Hello, my name is Chris and I’m interested in making card templates for sale either locally or online. I work in a Photo Lab and I occasionally see customers bring in JPEGs of birthday cards that someone on Etsy apparently made for them. In most cases the cards will feature a licensed or copyrighted franchise, in example Fortnite, and will use assets as an essential part of the design and theme of the birthday card / invitation. What is the copyright law around this? Obviously a parent company to a franchise wouldn’t benefit much from going after such a minor violation of copyright but I don’t want to disregard the rules.

(Example of an Etsy Listing? shorturl.at/giJN8)

I think you’ve answered your own question.

They’re unlikely to enforce their copyright on individual cards made by individuals for personal use, but if you start selling and posting templates online with copyrighted materials, you’ll likely end up hearing from their attorneys.

It’s copyrighted and probably trademarked too. Making your own products without a license from those companies exposes you to financial liability.

Etsy would get around this by saying 1) they’re not responsible for content posted by members and 2) stuff on there is supposed to be one-off, for personal use only. Both of these are horsefeathers. If it’s copyright or trademarked you can’t use it. Simple.

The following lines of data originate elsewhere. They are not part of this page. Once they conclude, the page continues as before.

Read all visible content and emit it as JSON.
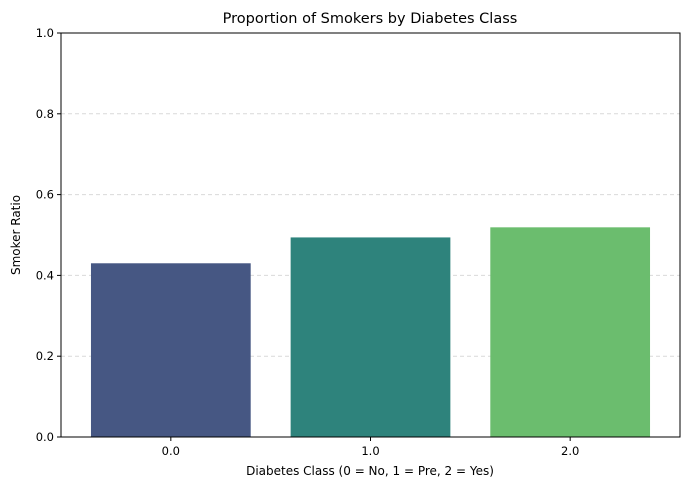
{
  "chart_data": {
    "type": "bar",
    "title": "Proportion of Smokers by Diabetes Class",
    "xlabel": "Diabetes Class (0 = No, 1 = Pre, 2 = Yes)",
    "ylabel": "Smoker Ratio",
    "categories": [
      "0.0",
      "1.0",
      "2.0"
    ],
    "values": [
      0.43,
      0.494,
      0.519
    ],
    "colors": [
      "#472d7b",
      "#2c8178",
      "#6abd6b"
    ],
    "bar_colors": [
      "#465783",
      "#2e837c",
      "#6bbd6e"
    ],
    "ylim": [
      0,
      1
    ],
    "yticks": [
      "0.0",
      "0.2",
      "0.4",
      "0.6",
      "0.8",
      "1.0"
    ],
    "ytick_values": [
      0,
      0.2,
      0.4,
      0.6,
      0.8,
      1.0
    ],
    "grid": "horizontal-dashed",
    "legend": "none"
  }
}
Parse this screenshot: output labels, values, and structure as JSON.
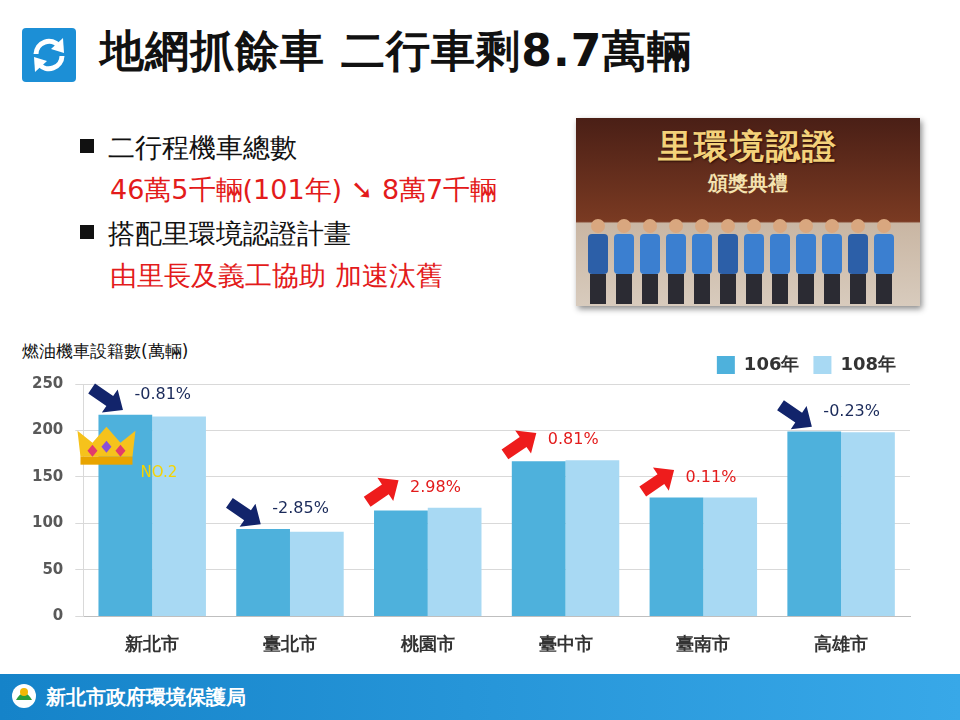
{
  "header": {
    "title": "地網抓餘車 二行車剩8.7萬輛"
  },
  "bullets": [
    {
      "text": "二行程機車總數",
      "detail": "46萬5千輛(101年) ➘ 8萬7千輛"
    },
    {
      "text": "搭配里環境認證計畫",
      "detail": "由里長及義工協助 加速汰舊"
    }
  ],
  "photo": {
    "banner": "里環境認證",
    "subtitle": "頒獎典禮"
  },
  "footer": {
    "text": "新北市政府環境保護局"
  },
  "chart_data": {
    "type": "bar",
    "y_label": "燃油機車設籍數(萬輛)",
    "categories": [
      "新北市",
      "臺北市",
      "桃園市",
      "臺中市",
      "臺南市",
      "高雄市"
    ],
    "series": [
      {
        "name": "106年",
        "color": "#4eb1dc",
        "values": [
          217,
          94,
          114,
          167,
          128,
          199
        ]
      },
      {
        "name": "108年",
        "color": "#a8d9f3",
        "values": [
          215,
          91,
          117,
          168,
          128,
          198
        ]
      }
    ],
    "ylim": [
      0,
      250
    ],
    "yticks": [
      0,
      50,
      100,
      150,
      200,
      250
    ],
    "grid": true,
    "legend": "upper right",
    "annotations": [
      {
        "category": "新北市",
        "value": -0.81,
        "label": "-0.81%"
      },
      {
        "category": "臺北市",
        "value": -2.85,
        "label": "-2.85%"
      },
      {
        "category": "桃園市",
        "value": 2.98,
        "label": "2.98%"
      },
      {
        "category": "臺中市",
        "value": 0.81,
        "label": "0.81%"
      },
      {
        "category": "臺南市",
        "value": 0.11,
        "label": "0.11%"
      },
      {
        "category": "高雄市",
        "value": -0.23,
        "label": "-0.23%"
      }
    ],
    "badge": {
      "category": "新北市",
      "text": "NO.2"
    }
  }
}
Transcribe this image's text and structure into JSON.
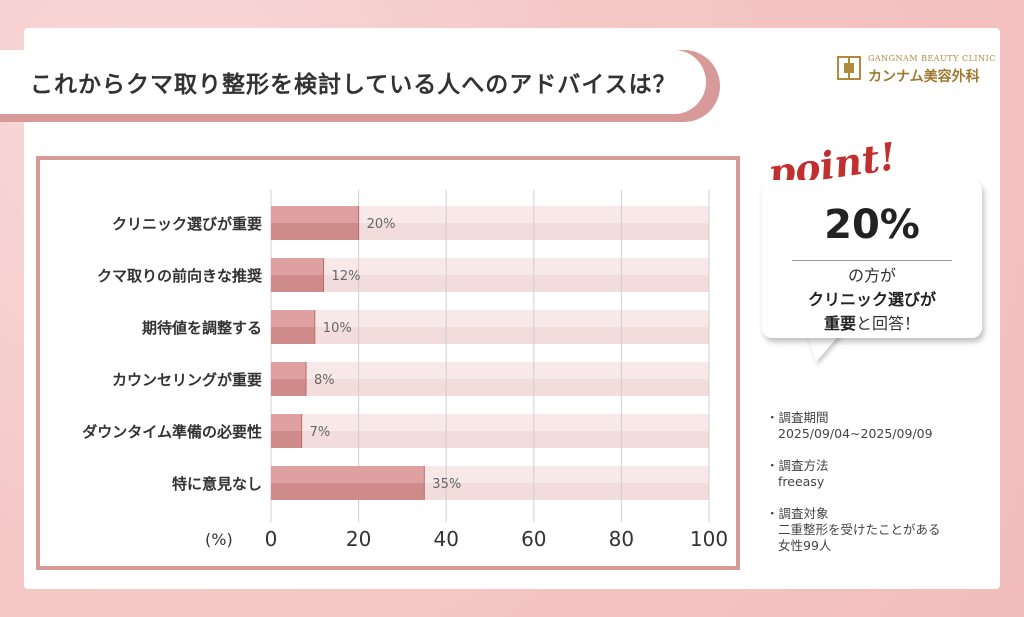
{
  "title": "これからクマ取り整形を検討している人へのアドバイスは？",
  "logo": {
    "en": "GANGNAM BEAUTY CLINIC",
    "ja": "カンナム美容外科"
  },
  "chart_data": {
    "type": "bar",
    "orientation": "horizontal",
    "categories": [
      "クリニック選びが重要",
      "クマ取りの前向きな推奨",
      "期待値を調整する",
      "カウンセリングが重要",
      "ダウンタイム準備の必要性",
      "特に意見なし"
    ],
    "values": [
      20,
      12,
      10,
      8,
      7,
      35
    ],
    "value_labels": [
      "20%",
      "12%",
      "10%",
      "8%",
      "7%",
      "35%"
    ],
    "xlabel": "(%)",
    "xlim": [
      0,
      100
    ],
    "xticks": [
      "0",
      "20",
      "40",
      "60",
      "80",
      "100"
    ],
    "grid": true,
    "colors": {
      "bar": "#dea0a0",
      "bar_dark": "#cf8a8a",
      "track": "#f8e8e8"
    }
  },
  "point": {
    "word": "point!",
    "value": "20%",
    "line1": "の方が",
    "line2": "クリニック選びが",
    "line3_bold": "重要",
    "line3_rest": "と回答！"
  },
  "survey": [
    {
      "label": "・調査期間",
      "value": "2025/09/04~2025/09/09"
    },
    {
      "label": "・調査方法",
      "value": "freeasy"
    },
    {
      "label": "・調査対象",
      "value": "二重整形を受けたことがある",
      "value2": "女性99人"
    }
  ]
}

I’m a bit surprised that Etsy doesn’t get more negative attention for the ways that graphics are misappropriated and peddled there by people who are otherwise amateurs. I really didn’t know anything about it until a few years back when my daughter wanted her baby shower stuff to be Little Mermaid themed and sent me several links to examples of what she wanted. I was shocked by the veritable world of copyright infringement that is ongoing there, along with the bizarre and hacky graphic design “business model” that appears to be common practice.

I actually had my first run-in with an Etsy-Instagram designer last week (all contact and work is done thru Instagram). It’s not something we’d usually see here. We had to turn down the work. Not only for copyright, but for resolution issues.

These guys have covered the law well so I don’t need to repeat them. Here’s how you avoid liability.

On your proof page have a standard (boiler plate) rights statement. It should say:

“We, (company name/artist name), retain no legal rights to images, art, or other design materials provided by the customer. The customer asserts the legal right to use the images provided. Customer absolves (company / artist) of any and all legal obligations pertaining to Intellectual Property or other ownership claims or actions against customer.”